Vivimos tan inmersos en las aguas del Mercado, que ya no percibimos la humedad

El profesor quiso explicar el Libre Mercado a sus alumnos con una historia acaecida en 1999.
El diario más importante de Chicago, Chicago Tribune, tuvo una iniciativa pionera que era el sueño de cualquier editor de periódico: Poner en Internet el contenido de todos los números publicados desde su fundación en 1849.
Los editores del Chicago Tribune contratan a la empresa PTFS, especializada en informatización de textos. Los técnicos se dan pronto cuenta de que no pueden agilizar el encargo con sus tecnologías más avanzadas porque los ejemplares más antiguos no están tan conservados como para que un lector óptico reconozca la letra impresa. No hay más remedio que interponer a seres humanos entre el papel y la máquina. Y se van a buscar humanos «baratos», laboralmente hablando: Los ejemplares del Tribune se envían a la India para que gente de allí, con sueldos de allí, mecanografíen las páginas en los ordenadores.
Al poco tiempo, no debe parecerles bien que sea en la India donde se pasen a limpio las historias de la mafia y la depresión de los Estados Unidos, y la empresa PTFS idea una nueva fórmula laboral para devolver el trabajo a su país sin dejar de pagar sueldos miserables: Contratar a presos.
Llegan a un acuerdo con los responsables de instituciones penitenciarias en Ohio, que recibirían más de un millón de dólares a cambio de devolver a esta empresa 4.000 millones de caracteres informatizados. En la cárcel de Belmont los presos teclean las primeras páginas del diario, en la de North Central se clasifican los artículos y en la de Mansfield han caído las páginas con peores augurios, las necrológicas.
¿Y los sueldos? La empresa PTFS no ha fijado esos sueldos. Corresponde a los directores de las cárceles establecer unos salarios que oscilan entre 39 y 47 centavos a la hora, una auténtica calderilla fuera, aunque alguien dice que es oro detrás de los barrotes. Con jornadas laborales prolongadas pueden llegar a ganar hasta 103 dólares al mes. Además, los presos ni siquiera reciben el dinero en metálico, sino que se acumula en cuentas personales para comprar los pocos productos que venden en la tienda de la prisión, o para hacer llamadas telefónicas.
Algún atractivo debía tener este trabajo, ya que hubo que establecer condiciones de admisión entre los disponibles: Los teclistas debían tener el graduado escolar, superar un examen de lectura y ortografía y, sobre todo, tener un historial penitenciario libre de peleas.

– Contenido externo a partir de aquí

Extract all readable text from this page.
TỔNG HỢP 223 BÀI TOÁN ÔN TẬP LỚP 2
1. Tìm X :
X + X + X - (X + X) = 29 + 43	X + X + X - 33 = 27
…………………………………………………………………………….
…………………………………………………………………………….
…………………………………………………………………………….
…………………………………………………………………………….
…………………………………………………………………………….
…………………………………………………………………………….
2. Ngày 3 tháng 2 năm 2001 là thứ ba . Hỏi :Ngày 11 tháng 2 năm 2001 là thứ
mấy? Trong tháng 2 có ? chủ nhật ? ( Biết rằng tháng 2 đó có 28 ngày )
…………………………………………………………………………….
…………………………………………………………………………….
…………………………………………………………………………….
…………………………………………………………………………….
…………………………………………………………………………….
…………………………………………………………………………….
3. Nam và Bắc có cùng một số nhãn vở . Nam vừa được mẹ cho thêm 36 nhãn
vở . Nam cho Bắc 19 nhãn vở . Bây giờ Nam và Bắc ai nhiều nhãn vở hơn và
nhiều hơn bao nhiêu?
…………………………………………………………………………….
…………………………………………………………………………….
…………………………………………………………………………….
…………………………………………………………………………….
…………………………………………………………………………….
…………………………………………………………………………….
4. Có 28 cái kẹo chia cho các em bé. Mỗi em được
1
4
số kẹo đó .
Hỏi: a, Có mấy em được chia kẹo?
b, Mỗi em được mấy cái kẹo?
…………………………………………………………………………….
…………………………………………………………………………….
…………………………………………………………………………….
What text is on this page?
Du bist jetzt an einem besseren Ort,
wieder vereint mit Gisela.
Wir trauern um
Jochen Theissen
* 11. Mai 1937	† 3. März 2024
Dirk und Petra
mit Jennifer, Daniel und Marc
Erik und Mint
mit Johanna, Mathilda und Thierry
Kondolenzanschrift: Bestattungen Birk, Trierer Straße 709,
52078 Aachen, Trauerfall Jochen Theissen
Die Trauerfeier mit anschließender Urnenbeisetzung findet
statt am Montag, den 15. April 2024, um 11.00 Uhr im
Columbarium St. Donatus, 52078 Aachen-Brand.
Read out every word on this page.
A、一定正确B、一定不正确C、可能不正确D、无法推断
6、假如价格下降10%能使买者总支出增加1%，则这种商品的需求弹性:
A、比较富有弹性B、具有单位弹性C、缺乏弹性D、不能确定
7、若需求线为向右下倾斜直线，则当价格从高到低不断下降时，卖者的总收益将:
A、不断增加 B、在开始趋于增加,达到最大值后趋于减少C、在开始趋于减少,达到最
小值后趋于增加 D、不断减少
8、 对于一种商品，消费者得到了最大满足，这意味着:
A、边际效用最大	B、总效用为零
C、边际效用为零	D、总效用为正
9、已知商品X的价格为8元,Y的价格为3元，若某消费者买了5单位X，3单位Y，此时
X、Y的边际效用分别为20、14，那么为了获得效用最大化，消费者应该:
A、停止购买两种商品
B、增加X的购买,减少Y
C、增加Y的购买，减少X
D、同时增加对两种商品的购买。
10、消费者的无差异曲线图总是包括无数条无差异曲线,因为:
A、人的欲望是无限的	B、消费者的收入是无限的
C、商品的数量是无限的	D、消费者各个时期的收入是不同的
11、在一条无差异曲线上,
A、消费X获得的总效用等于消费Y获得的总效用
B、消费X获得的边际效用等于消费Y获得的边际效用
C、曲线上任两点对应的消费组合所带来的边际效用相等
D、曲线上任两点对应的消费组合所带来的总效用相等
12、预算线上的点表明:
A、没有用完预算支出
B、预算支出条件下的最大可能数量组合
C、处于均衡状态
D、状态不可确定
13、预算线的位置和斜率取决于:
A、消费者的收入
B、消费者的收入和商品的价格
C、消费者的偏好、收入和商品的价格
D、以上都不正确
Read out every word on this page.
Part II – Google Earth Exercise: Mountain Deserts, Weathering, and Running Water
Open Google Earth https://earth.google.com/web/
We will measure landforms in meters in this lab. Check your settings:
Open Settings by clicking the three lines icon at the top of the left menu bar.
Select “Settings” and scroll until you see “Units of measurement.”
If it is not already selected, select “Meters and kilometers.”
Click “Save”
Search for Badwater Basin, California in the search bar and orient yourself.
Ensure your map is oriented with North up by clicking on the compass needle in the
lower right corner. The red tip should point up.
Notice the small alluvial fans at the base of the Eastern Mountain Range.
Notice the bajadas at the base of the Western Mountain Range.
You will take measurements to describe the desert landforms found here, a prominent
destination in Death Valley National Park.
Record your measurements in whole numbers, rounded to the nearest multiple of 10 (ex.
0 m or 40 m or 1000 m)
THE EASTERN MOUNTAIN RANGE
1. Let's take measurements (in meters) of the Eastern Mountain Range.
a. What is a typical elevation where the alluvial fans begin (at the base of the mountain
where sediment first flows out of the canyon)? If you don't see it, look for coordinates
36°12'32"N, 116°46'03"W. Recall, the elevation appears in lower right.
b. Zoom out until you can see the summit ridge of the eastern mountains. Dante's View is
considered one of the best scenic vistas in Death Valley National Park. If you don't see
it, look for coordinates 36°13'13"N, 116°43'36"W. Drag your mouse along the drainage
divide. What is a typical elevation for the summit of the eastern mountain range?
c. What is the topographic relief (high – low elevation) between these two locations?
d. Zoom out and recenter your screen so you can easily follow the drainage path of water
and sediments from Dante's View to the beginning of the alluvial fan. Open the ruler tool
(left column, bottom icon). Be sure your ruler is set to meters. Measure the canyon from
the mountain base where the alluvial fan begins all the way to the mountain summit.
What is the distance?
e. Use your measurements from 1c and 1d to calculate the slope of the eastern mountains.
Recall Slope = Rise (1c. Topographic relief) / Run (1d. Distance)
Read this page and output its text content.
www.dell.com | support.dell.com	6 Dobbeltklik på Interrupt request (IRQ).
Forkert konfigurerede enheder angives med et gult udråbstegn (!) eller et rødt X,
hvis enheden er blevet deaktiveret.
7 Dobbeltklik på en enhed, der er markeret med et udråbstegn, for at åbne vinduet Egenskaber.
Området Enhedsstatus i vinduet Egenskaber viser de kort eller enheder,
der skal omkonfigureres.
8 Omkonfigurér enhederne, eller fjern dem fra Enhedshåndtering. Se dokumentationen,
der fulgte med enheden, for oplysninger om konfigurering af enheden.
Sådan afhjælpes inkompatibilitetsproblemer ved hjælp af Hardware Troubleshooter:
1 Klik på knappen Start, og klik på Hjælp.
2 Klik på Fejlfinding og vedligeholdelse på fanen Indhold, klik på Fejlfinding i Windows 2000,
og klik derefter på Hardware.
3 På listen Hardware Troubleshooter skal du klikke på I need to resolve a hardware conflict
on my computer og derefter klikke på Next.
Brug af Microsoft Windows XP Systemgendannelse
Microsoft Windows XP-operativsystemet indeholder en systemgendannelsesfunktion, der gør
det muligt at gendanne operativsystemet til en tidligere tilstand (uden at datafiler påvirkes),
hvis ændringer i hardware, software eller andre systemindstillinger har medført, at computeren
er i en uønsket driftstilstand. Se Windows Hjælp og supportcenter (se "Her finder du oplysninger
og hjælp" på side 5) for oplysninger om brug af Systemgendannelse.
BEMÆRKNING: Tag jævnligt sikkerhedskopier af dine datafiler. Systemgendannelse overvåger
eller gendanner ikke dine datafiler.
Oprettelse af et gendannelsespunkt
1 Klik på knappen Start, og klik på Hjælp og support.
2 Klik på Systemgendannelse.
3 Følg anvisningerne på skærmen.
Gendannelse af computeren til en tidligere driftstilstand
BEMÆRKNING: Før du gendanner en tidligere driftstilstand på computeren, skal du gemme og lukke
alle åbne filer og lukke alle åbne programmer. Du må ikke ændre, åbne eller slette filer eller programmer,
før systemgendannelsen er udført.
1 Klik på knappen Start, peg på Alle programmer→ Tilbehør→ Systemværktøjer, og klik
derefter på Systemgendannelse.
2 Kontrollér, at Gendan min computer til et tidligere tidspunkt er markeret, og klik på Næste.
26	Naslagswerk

Falta un detalle: Los agraciados directores de las cárceles aseguraron públicamente que así se facilitaba la reinserción. Y el periódico, que al principio estaba abochornado por la noticia de tener a presos en su nómina, ahora presume de cooperar con una causa social.
El profesor miró serenamente a sus alumnos: –¿Entienden por qué lo llaman Libre Mercado? ¿Tal vez porque traspasa fronteras, no está sujeto a normas, no tiene barreras ni límites? Tan libre que es capaz hasta de explotar a los privados de libertad. ¿Se imaginan por qué ‘en el Mercado Libre siempre vence el fuerte y se legitima la aniquilación del débil’?